Ägypten steht nach der Bestechungsanklage gegen Senator Menendez vor einer genauen Prüfung durch die USA


Washington, D.C – Die Korruptionsvorwürfe gegen den US-Spitzensenator Bob Menendez hätten sich ein Hollywood-Autor ausdenken können: Es geht um Goldbarren, mit Bargeld gefüllte Umschläge und ein Luxusauto.

Für viele Kollegen von Menendez im Kongress und Menschenrechtsaktivisten ist der Fall jedoch weitaus folgenreicher als seine filmähnliche Intrige.

Menendez wird vorgeworfen, Bestechungsgelder angenommen zu haben, weil er sein gewähltes Amt zugunsten der ägyptischen Regierung genutzt hat. Die Vorwürfe werfen jedoch Fragen zu den umfassenderen Beziehungen zwischen den USA und Ägypten auf – eine Beziehung, die aufgrund von Menschenrechtsbedenken auf dem Prüfstand steht.

„Dies ist nicht nur das Problem einer einzigen korrupten Person. Es handelt sich um eine problematische Beziehung, die nicht auf den Idealen und Werten der Achtung der Demokratie und der Menschenrechte basiert“, sagte Nancy Okail, Präsidentin des Center for International Policy, einer in den USA ansässigen Denkfabrik.

Menschenrechtsgruppen haben der Regierung des ägyptischen Präsidenten Abdel Fattah el-Sisi, die 2013 durch einen Militärputsch an die Macht kam, vorgeworfen, Zehntausende Dissidenten inhaftiert und praktisch jede politische Opposition verboten zu haben.

Die Regierung von El-Sisi hat Vorwürfe von Rechtsverletzungen zurückgewiesen und gleichzeitig die Notwendigkeit betont, die Stabilität im Land aufrechtzuerhalten. Doch in Washington mehren sich die Forderungen, die Beziehungen zu Kairo zu überdenken – insbesondere nach der Anklageerhebung im letzten Monat.

„Dies sollte eine längst überfällige Neubewertung der bilateralen Beziehungen zwischen den USA und Ägypten auslösen“, sagte Okail gegenüber Al Jazeera.
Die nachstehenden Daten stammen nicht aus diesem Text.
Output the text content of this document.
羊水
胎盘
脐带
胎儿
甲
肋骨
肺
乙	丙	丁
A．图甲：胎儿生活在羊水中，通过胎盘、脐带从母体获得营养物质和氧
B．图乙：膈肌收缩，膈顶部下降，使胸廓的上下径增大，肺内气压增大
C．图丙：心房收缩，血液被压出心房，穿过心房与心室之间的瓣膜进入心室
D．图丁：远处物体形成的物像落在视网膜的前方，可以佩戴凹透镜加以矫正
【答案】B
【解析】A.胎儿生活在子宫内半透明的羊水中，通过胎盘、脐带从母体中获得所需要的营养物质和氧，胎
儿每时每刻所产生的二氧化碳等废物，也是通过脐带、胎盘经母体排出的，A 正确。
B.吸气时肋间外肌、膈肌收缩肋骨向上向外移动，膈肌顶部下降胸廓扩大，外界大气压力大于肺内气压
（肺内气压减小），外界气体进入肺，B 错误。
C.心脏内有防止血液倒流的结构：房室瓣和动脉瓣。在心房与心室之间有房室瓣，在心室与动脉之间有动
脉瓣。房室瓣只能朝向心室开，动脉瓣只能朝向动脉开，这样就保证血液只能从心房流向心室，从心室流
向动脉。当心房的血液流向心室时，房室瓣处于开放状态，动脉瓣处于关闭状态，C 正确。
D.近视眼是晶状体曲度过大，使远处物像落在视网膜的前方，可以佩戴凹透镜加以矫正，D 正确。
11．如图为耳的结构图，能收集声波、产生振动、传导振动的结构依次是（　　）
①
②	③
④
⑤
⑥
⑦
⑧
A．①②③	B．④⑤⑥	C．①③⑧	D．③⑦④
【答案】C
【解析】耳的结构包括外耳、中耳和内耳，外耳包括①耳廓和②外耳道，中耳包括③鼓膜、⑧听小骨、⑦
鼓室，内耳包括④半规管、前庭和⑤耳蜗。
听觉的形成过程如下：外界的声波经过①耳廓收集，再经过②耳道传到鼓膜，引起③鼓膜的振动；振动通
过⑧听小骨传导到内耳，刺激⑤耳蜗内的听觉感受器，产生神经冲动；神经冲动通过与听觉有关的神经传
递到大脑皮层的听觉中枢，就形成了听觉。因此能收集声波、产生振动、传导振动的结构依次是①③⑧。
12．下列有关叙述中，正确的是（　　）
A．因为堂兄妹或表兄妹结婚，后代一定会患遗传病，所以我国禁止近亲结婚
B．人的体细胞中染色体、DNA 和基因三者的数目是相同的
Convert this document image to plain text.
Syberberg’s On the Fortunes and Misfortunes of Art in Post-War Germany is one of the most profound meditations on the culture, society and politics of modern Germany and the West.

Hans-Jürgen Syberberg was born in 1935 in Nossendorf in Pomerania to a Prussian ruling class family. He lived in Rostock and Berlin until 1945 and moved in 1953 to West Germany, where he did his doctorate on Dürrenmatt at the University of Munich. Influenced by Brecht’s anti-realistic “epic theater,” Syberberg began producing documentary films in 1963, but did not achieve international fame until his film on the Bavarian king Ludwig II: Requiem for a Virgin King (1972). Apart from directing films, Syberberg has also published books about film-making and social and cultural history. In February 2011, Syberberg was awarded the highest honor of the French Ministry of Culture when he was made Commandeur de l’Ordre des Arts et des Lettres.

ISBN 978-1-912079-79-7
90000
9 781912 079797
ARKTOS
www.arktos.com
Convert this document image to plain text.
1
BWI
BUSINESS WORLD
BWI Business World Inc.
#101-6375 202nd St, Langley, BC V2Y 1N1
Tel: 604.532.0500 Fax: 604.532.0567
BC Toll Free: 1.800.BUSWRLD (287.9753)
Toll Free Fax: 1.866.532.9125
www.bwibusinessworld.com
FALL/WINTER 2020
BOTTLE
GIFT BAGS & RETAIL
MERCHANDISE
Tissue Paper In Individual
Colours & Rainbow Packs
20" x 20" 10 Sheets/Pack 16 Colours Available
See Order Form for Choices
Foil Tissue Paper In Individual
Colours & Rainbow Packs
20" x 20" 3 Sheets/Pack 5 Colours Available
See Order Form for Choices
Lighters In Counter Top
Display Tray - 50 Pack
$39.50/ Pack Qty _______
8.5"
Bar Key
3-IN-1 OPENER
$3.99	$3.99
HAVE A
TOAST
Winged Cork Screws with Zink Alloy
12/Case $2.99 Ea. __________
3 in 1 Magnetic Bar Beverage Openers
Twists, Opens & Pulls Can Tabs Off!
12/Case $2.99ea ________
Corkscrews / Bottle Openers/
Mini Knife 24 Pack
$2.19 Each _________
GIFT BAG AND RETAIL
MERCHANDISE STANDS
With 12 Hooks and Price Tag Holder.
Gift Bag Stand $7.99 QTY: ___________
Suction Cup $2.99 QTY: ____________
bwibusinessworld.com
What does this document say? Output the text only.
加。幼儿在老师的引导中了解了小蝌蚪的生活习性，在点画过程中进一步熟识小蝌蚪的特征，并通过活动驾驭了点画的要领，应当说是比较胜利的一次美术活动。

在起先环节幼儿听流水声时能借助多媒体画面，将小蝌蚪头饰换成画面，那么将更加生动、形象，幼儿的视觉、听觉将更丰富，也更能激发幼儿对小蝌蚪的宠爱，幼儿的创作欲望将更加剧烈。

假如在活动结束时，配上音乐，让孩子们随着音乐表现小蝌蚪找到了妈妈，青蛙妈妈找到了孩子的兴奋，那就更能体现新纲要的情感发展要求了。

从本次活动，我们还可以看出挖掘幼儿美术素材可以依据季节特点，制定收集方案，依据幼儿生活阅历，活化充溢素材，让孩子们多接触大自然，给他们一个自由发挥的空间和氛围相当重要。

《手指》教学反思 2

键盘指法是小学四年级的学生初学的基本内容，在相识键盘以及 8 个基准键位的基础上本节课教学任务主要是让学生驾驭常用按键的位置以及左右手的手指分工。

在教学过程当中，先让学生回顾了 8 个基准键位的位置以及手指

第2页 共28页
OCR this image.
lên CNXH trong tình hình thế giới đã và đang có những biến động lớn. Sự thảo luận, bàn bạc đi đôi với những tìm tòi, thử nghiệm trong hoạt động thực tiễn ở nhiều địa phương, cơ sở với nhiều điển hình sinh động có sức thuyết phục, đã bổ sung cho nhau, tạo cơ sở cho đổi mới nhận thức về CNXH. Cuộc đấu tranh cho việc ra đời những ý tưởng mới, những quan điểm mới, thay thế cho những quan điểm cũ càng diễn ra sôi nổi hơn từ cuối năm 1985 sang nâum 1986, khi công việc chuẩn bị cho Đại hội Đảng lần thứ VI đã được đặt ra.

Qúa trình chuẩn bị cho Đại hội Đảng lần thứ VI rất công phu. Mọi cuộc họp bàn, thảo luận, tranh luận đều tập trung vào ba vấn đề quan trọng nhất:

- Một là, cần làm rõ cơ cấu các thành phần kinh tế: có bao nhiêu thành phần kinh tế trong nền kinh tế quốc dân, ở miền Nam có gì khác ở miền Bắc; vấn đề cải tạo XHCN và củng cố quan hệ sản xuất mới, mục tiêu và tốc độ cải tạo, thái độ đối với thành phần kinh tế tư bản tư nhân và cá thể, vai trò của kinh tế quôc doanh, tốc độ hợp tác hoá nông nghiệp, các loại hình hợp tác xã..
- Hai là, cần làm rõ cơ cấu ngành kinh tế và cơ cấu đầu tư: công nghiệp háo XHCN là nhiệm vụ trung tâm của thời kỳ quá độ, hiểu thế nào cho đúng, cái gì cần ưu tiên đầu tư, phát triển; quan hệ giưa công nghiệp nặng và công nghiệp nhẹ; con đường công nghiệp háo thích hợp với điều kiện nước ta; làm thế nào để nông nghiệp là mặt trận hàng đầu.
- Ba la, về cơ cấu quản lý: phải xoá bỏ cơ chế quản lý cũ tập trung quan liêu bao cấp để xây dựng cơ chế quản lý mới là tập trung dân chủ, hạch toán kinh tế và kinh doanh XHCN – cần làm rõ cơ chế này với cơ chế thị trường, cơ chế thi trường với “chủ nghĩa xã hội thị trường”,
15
Menendez bekannte sich in den Vorwürfen nicht schuldig.

Die Gebühren

Zuvor hatte Menendez in seiner Funktion als Vorsitzender des Ausschusses für auswärtige Beziehungen des Senats massiven Einfluss auf die US-Außenpolitik. Er trat am 22. September von diesem Amt zurück die Anklage gegen ihn wurde freigelassen.

Bundesanwälte behaupten, dass Menendez und seine Frau illegal Hunderttausende Dollar von drei Geschäftsleuten angenommen hätten, als Gegenleistung dafür, dass sie seine „offizielle Position dazu nutzten, sie zu schützen und zu bereichern und der ägyptischen Regierung zu helfen“.

Laut Anklage traf sich Menendez mit ägyptischen Beamten und versprach, Waffenverkäufe nach Kairo zu erleichtern. Er versorgte Mitarbeiter außerdem mit „hochsensiblen“ Informationen – darunter Einzelheiten über das Personal der US-Botschaft in Kairo –, die dann an ägyptische Beamte weitergeleitet wurden.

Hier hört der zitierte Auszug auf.